Wie komm ich ausgerechnet auf dieses Kaff? Es könnte sein, das dort noch Verwandte von mir leben. Der Kontakt ist jedenfalls bereits vor Jahrzehnten abgebrochen. Aber aus der Kindheit ist mir in Erinnerung, das meine Großmutter jedes Jahr im Sommer mehrere Monate dorthin verschwand, um bei der Bewirtung der Urlaubsgästen zu helfen. Und noch früher war meine Mutter während des Krieges zeitweise dort und erzählt noch immer davon.
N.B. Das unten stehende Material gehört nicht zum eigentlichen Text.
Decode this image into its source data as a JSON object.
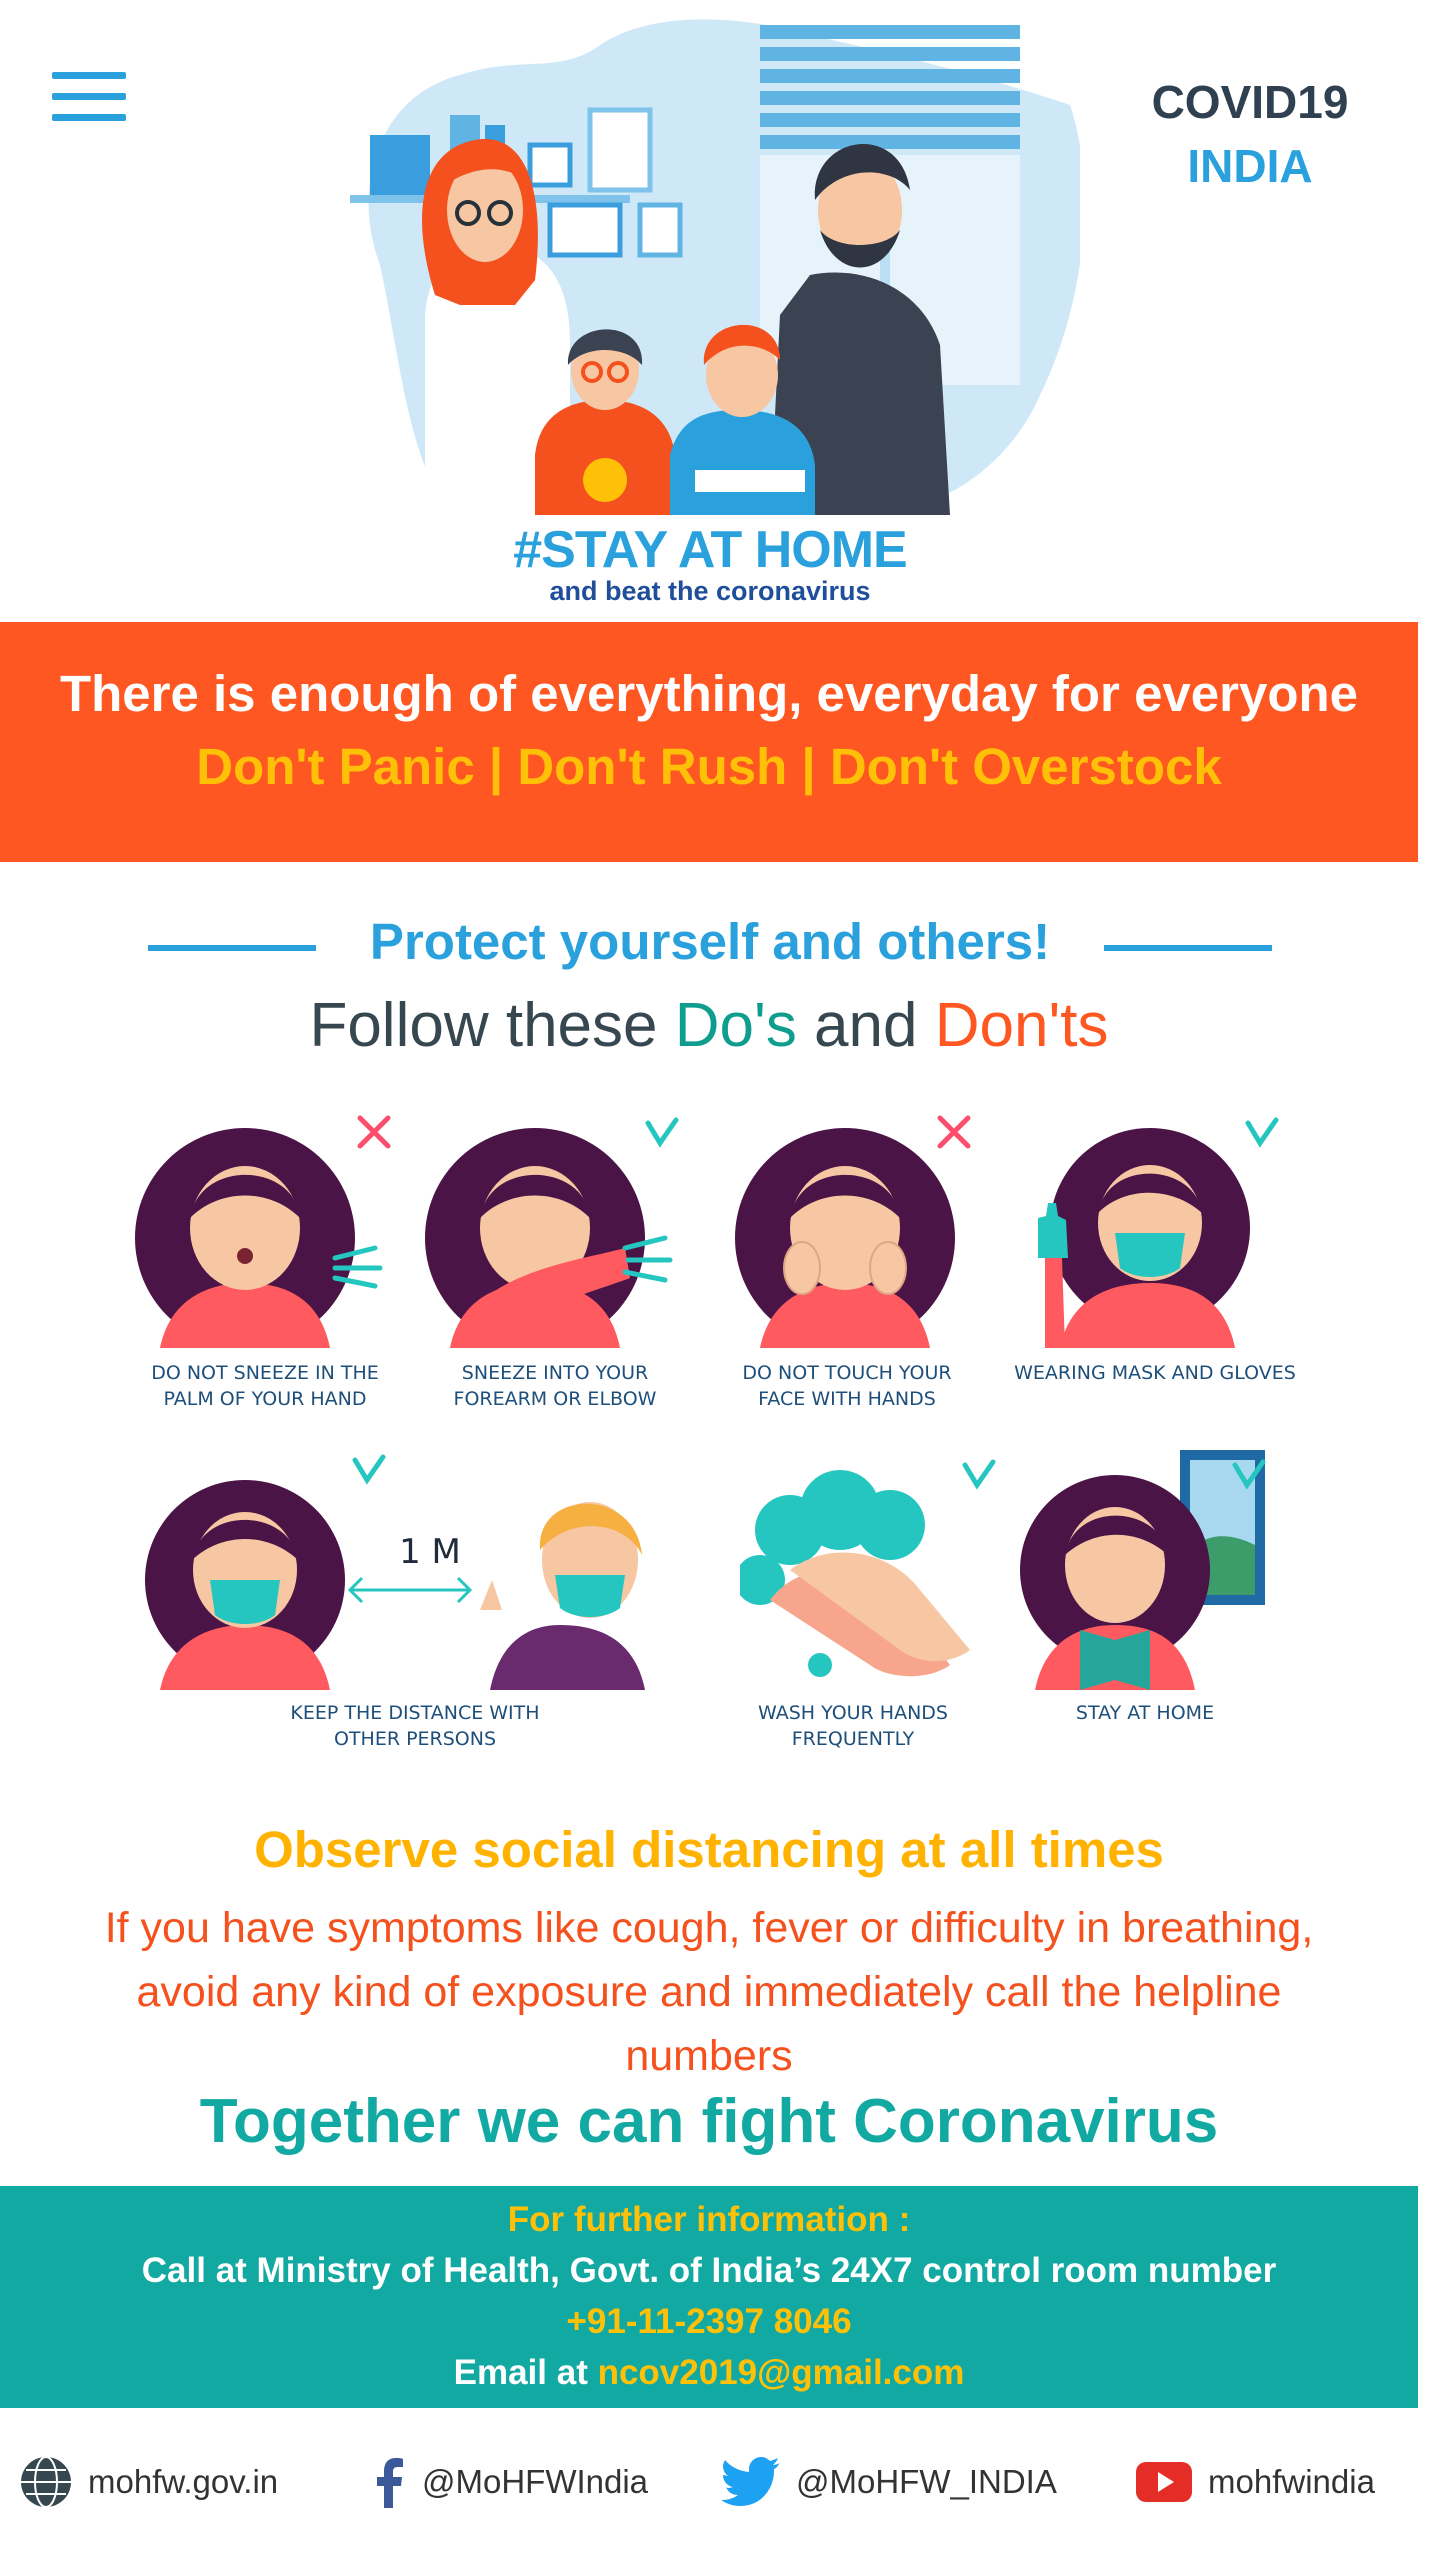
{
  "header": {
    "brand_line1": "COVID19",
    "brand_line2": "INDIA",
    "menu_icon": "hamburger-menu-icon"
  },
  "hero": {
    "title": "#STAY AT HOME",
    "subtitle": "and beat the coronavirus"
  },
  "banner": {
    "line1": "There is enough of everything, everyday for everyone",
    "line2": "Don't Panic | Don't Rush | Don't Overstock"
  },
  "protect": {
    "title": "Protect yourself and others!",
    "follow_prefix": "Follow these ",
    "follow_dos": "Do's",
    "follow_and": " and ",
    "follow_donts": "Don'ts"
  },
  "tips": [
    {
      "line1": "DO NOT SNEEZE IN THE",
      "line2": "PALM OF YOUR HAND",
      "mark": "cross"
    },
    {
      "line1": "SNEEZE INTO YOUR",
      "line2": "FOREARM OR ELBOW",
      "mark": "check"
    },
    {
      "line1": "DO NOT TOUCH YOUR",
      "line2": "FACE WITH HANDS",
      "mark": "cross"
    },
    {
      "line1": "WEARING MASK AND GLOVES",
      "line2": "",
      "mark": "check"
    },
    {
      "line1": "KEEP THE DISTANCE WITH",
      "line2": "OTHER PERSONS",
      "mark": "check",
      "distance": "1 M"
    },
    {
      "line1": "WASH YOUR HANDS",
      "line2": "FREQUENTLY",
      "mark": "check"
    },
    {
      "line1": "STAY AT HOME",
      "line2": "",
      "mark": "check"
    }
  ],
  "observe": "Observe social distancing at all times",
  "symptoms": "If you have symptoms like cough, fever or difficulty in breathing, avoid any kind of exposure and immediately call the helpline numbers",
  "together": "Together we can fight Coronavirus",
  "info": {
    "heading": "For further information :",
    "call_text": "Call at Ministry of Health, Govt. of India’s 24X7 control room number",
    "phone": "+91-11-2397 8046",
    "email_label": "Email at ",
    "email": "ncov2019@gmail.com"
  },
  "footer": {
    "website": "mohfw.gov.in",
    "facebook": "@MoHFWIndia",
    "twitter": "@MoHFW_INDIA",
    "youtube": "mohfwindia"
  },
  "colors": {
    "brand_blue": "#2aa1dc",
    "orange": "#ff5722",
    "yellow": "#ffc107",
    "teal": "#12a9a2",
    "dark": "#2f4050"
  }
}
Auch ich wurde wohl in den 60er Jahren dorthin mitgenommen, an die größte Attraktion des Ortes, das Freibad, kann ich mich noch erinnern. Die Autobahn führt nun ziemlich nahe am Ort vorbei, und auf einer Fahrt von Stuttgart nach Hannover kam mir an der Ausfahrt Homberg/Efze die Idee „Hier müsste ich mal vorbeischauen, vielleicht erkenne ich irgendwas wieder“. Und das haben ich und Stephan nun umgesetzt.
Tja, und (etwas) größeren Urlaub gab es dann doch noch im Oktober. Eine Woche Urlaub konnten wir uns freimachen, aber wirklich nur knapp. Mach einer Vereinsveranstaltung am Samstag sollte es Sonntag morgens früh losgehen bis zum folgenden Samstag, denn am Sonntag drauf stand für Stephan schon wieder eine Dienstreise an. Da wir noch die Reste des Sommers genießen wollten, geht es nicht nach Norden, sondern in die entgegengesetzte Richtung. Bis zum Mittelmeer sind wir aber nicht gekommen, kurz vorher, im Tessin bzw. in Mailand, war Schluss. Übernachtet haben wir, wie im letzten Jahr, im ‚Hotel und Lounge Lago Maggiore‘ in Locarno.